AX, WOLFE, MTT AT THE SYMPHONY

AX, WOLFE, MTT AT THE SYMPHONY

The bracing symphony concert lit up the night with inflammatory bookends, and sweet music in between.

The meticulously planned S.F. Symphony concert featured a work from each of four centuries, as if to trace the evolution of classical music in the post-baroque era. The sweetest was the most famous musical birthday/Christmas gift of all time, Wagner’s “Siegfried Idyll,” written for his wife’s dual celebration in 1870. It’s in pyramid form, starting and ending as if on cat feet, with a flush of exuberance at the peak.

The Davies Hall crowd was drawn by the veteran Emmanuel Ax, 70, marking 40 years since his SFS debut, now with Beethoven’s Piano Concerto No. 2. Ax breathed life into this chestnut, which at times is dismissed as a very orderly posthumous Mozart concerto, a mid-channel bit of homage lacking even clarinets and timpani. But there were two surprises: Ax’s nimble animation of the work, plus Beethoven’s cadenza (solo display section), where the composer’s fully mature, forceful musical personality already burst forth.

Only a New Yorker like Julia Wolfe could produce the rafter-shaking sound clusters of “Fountain of Youth” (2019). One of the founders of the “Bang on a Can” ensemble, Wolfe, 61, unreeled a 12-minute set of heavy sonic overlays, marked by falling brass glissandi and the clatter of percussion sticks. The MacArthur (genius) Award winner termed her piece “serious fun,” with very serious levels of sound, not remotely harmonious. But you have to like her high energy in this cacophonic sonic feast.

The full Mahler-Strauss-type orchestra was unleashed for a classic, Alban Berg’s unfettered “Three Pieces for Orchestra,” mostly written around the start of World War One, a time period that could account for the dark, murky colors, and those distant horns (heard perhaps at the front lines).
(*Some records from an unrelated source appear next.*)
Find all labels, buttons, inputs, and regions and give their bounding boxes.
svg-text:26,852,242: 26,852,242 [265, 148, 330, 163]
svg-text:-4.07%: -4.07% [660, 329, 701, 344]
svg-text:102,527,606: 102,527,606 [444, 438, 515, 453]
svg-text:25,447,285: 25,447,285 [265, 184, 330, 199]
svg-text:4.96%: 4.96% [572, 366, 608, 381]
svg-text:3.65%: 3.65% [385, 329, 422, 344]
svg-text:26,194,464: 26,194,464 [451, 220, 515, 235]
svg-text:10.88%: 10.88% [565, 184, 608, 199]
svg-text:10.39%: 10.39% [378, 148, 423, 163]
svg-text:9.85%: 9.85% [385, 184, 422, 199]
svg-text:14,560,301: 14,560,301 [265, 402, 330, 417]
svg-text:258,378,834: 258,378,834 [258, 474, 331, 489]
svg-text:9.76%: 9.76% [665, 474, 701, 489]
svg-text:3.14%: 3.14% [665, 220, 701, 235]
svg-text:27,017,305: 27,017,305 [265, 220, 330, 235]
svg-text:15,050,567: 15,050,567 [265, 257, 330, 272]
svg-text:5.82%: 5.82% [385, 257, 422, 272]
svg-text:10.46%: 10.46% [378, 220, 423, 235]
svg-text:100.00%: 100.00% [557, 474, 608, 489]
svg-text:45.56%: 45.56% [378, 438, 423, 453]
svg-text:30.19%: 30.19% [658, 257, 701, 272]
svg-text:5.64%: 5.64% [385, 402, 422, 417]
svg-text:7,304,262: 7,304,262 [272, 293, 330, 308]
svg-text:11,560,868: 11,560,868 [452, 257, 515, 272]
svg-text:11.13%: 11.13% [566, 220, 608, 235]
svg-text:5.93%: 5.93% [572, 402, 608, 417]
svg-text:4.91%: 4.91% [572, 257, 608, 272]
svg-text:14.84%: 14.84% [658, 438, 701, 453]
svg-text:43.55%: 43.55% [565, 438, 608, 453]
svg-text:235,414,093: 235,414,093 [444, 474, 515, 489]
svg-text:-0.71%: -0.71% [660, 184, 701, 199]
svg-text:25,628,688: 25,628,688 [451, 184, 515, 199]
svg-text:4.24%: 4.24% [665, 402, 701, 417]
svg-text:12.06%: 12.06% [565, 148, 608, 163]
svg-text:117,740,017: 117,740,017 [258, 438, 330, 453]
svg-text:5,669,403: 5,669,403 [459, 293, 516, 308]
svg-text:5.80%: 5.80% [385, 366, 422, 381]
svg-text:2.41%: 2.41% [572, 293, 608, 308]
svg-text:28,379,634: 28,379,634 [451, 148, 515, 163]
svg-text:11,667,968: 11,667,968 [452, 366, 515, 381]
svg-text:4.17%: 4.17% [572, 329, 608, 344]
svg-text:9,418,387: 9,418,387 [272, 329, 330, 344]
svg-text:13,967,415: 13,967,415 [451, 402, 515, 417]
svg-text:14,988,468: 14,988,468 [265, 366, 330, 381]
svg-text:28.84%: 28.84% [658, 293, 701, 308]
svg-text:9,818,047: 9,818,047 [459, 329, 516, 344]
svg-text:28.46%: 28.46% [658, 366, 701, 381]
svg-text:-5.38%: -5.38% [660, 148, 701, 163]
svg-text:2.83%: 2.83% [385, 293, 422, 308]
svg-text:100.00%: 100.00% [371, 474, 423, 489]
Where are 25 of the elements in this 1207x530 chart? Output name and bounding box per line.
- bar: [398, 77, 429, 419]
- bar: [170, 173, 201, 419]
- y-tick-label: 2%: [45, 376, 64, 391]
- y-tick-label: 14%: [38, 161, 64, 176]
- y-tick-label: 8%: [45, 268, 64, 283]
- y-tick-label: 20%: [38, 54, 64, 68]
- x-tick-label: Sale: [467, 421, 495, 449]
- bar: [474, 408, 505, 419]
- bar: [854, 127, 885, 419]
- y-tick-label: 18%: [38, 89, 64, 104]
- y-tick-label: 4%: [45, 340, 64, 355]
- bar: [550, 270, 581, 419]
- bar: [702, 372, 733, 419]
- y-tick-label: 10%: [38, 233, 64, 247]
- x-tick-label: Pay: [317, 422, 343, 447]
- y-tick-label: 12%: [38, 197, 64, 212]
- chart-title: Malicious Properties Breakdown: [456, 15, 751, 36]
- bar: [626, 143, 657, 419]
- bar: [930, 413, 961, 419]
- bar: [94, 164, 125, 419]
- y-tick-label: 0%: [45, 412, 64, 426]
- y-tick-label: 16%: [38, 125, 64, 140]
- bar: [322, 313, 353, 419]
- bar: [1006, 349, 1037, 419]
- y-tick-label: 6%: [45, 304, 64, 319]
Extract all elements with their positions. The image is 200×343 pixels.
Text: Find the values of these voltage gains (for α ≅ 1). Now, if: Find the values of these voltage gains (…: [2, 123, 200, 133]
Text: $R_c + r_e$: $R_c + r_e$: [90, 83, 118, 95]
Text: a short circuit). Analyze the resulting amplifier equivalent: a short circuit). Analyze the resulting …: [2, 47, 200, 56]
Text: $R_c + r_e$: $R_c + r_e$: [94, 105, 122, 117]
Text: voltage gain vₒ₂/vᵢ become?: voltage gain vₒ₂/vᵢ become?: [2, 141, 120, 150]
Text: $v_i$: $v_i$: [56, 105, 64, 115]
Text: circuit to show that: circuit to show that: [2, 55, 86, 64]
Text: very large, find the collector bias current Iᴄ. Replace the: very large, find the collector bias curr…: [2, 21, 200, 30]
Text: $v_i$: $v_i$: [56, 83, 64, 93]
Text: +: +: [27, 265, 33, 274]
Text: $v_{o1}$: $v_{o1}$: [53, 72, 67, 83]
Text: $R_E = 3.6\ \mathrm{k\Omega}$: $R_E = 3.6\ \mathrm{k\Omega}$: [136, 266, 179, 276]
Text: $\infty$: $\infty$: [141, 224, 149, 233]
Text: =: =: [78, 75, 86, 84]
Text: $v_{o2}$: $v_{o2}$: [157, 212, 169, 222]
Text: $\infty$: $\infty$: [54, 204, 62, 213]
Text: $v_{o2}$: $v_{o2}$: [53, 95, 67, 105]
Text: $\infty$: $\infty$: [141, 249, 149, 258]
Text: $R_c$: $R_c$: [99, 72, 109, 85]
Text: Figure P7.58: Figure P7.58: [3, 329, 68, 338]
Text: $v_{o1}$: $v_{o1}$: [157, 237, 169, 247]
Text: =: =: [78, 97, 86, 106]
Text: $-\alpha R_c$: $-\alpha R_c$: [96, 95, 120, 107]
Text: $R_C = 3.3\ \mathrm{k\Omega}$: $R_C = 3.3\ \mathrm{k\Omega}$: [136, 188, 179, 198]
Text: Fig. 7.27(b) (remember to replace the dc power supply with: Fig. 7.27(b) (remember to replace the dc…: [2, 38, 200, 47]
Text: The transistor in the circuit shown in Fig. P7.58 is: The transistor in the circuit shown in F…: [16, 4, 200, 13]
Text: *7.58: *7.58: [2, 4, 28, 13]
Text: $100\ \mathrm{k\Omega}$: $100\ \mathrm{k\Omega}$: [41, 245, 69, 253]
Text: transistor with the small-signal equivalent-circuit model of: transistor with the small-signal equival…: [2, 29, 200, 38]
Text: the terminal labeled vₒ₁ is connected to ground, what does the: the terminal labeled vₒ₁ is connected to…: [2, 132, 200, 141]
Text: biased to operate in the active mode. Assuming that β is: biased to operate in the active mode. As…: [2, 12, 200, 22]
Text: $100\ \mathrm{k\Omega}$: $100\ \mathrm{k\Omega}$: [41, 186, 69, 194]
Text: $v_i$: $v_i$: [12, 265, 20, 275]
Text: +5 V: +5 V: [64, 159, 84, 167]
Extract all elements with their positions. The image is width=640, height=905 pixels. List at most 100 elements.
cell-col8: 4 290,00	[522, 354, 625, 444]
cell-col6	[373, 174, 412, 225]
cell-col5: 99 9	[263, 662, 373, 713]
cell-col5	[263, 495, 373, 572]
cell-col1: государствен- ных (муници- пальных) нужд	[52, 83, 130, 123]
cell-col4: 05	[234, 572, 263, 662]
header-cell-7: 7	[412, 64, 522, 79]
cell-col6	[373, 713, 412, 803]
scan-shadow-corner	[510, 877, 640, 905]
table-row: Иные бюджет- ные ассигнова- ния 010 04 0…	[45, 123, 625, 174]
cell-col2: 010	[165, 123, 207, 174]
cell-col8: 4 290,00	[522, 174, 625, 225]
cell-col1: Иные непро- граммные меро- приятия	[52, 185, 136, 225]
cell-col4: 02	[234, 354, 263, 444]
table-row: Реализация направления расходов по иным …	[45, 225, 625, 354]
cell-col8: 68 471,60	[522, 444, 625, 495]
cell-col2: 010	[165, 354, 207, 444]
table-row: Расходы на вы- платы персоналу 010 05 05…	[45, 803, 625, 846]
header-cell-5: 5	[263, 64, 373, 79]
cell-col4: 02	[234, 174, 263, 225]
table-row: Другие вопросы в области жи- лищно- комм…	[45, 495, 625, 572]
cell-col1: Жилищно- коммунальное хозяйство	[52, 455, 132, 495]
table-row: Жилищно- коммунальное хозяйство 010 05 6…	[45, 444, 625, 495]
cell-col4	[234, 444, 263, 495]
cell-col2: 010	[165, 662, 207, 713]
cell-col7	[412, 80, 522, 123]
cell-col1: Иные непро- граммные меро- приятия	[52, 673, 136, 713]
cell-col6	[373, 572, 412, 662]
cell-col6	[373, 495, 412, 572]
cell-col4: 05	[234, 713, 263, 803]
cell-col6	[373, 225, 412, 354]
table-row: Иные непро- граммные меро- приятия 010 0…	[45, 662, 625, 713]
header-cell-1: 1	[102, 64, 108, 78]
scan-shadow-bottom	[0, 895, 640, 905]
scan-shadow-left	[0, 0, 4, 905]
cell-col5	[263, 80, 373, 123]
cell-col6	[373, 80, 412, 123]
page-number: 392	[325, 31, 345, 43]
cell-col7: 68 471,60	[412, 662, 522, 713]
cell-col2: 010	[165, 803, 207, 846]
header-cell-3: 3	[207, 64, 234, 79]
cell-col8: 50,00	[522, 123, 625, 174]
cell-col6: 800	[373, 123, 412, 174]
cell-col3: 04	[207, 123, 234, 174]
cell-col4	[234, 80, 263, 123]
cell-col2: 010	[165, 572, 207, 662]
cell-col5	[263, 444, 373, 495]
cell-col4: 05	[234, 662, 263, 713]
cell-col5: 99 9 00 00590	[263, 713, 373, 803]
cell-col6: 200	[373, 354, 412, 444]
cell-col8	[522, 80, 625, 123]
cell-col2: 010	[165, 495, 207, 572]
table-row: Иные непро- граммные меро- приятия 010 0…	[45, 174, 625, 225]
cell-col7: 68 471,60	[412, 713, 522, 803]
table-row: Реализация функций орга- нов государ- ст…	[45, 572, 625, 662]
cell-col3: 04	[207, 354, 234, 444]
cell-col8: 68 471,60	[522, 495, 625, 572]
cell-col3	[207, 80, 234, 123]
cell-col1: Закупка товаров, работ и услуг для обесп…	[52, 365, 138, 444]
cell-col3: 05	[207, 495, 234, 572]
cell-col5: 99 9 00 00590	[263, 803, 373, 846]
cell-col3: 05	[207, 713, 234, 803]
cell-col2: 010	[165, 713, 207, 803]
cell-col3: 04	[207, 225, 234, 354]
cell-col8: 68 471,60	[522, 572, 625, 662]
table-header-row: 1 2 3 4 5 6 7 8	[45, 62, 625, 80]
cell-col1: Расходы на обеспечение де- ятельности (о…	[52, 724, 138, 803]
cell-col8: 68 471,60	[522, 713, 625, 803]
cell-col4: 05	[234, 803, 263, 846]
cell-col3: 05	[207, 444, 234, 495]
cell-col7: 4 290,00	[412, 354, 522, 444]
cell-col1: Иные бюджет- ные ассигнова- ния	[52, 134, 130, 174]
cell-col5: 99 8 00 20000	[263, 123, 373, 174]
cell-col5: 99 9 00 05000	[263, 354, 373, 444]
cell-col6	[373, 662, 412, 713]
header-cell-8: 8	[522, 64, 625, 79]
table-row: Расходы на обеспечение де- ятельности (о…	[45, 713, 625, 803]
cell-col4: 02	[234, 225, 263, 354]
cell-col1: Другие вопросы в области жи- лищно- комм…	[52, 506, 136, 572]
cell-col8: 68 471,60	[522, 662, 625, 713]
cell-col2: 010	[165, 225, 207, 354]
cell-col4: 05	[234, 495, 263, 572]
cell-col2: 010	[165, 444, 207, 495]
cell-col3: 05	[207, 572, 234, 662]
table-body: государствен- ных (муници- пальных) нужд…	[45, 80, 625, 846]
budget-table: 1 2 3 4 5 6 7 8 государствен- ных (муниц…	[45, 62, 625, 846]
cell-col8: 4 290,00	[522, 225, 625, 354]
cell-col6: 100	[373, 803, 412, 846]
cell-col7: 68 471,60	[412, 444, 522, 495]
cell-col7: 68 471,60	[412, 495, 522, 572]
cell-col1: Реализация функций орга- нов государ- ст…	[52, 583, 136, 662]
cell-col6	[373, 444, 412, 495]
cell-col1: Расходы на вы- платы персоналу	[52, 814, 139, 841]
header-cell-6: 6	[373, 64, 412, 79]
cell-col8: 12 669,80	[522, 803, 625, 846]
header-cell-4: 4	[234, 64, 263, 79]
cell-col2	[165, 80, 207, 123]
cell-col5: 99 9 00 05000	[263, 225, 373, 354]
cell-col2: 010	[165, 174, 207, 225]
It’s a rough, tough and very loud piece embodying conflicts, with glints and colors of his great pacifistic opera “Wozzeck.” Conducting, Michael Tilson Thomas brought a rare lyricism to the slow (middle) movement (He had explained the piece, “Imagine that Mahler had written a Symphony No. 11 and 12, and that they were being played simultaneously.”)

As if taking a page out of Mahler’s Sixth, Berg has an immense sledgehammer pounding on a board to end the work abruptly, like death in the battlefield. After the cat-feet ending of both the Beethoven Adagio and the Wagner, the great sledgehammer made a multiple lasting, resonant point. Once again, the orchestra got through a challenging program with distinction (even if I could not hear a single note of the two harps that Berg uses and calls for, a mite optimistically).

MUSIC NOTES—-At 70, Ax remains an unassuming, down-to-earth individual. For his encore he chose Beethoven’s “Für Elise,” an exercise familiar even to struggling second-year piano students… Another time years ago, a conductor came to New York City desperate to get in touch with Ax. He tried everything—artist’s rep, record companies, local contacts—to no avail. Finally, he succeeded: It turns out, Ax’s home number was listed in the Manhattan phone directory for all to see.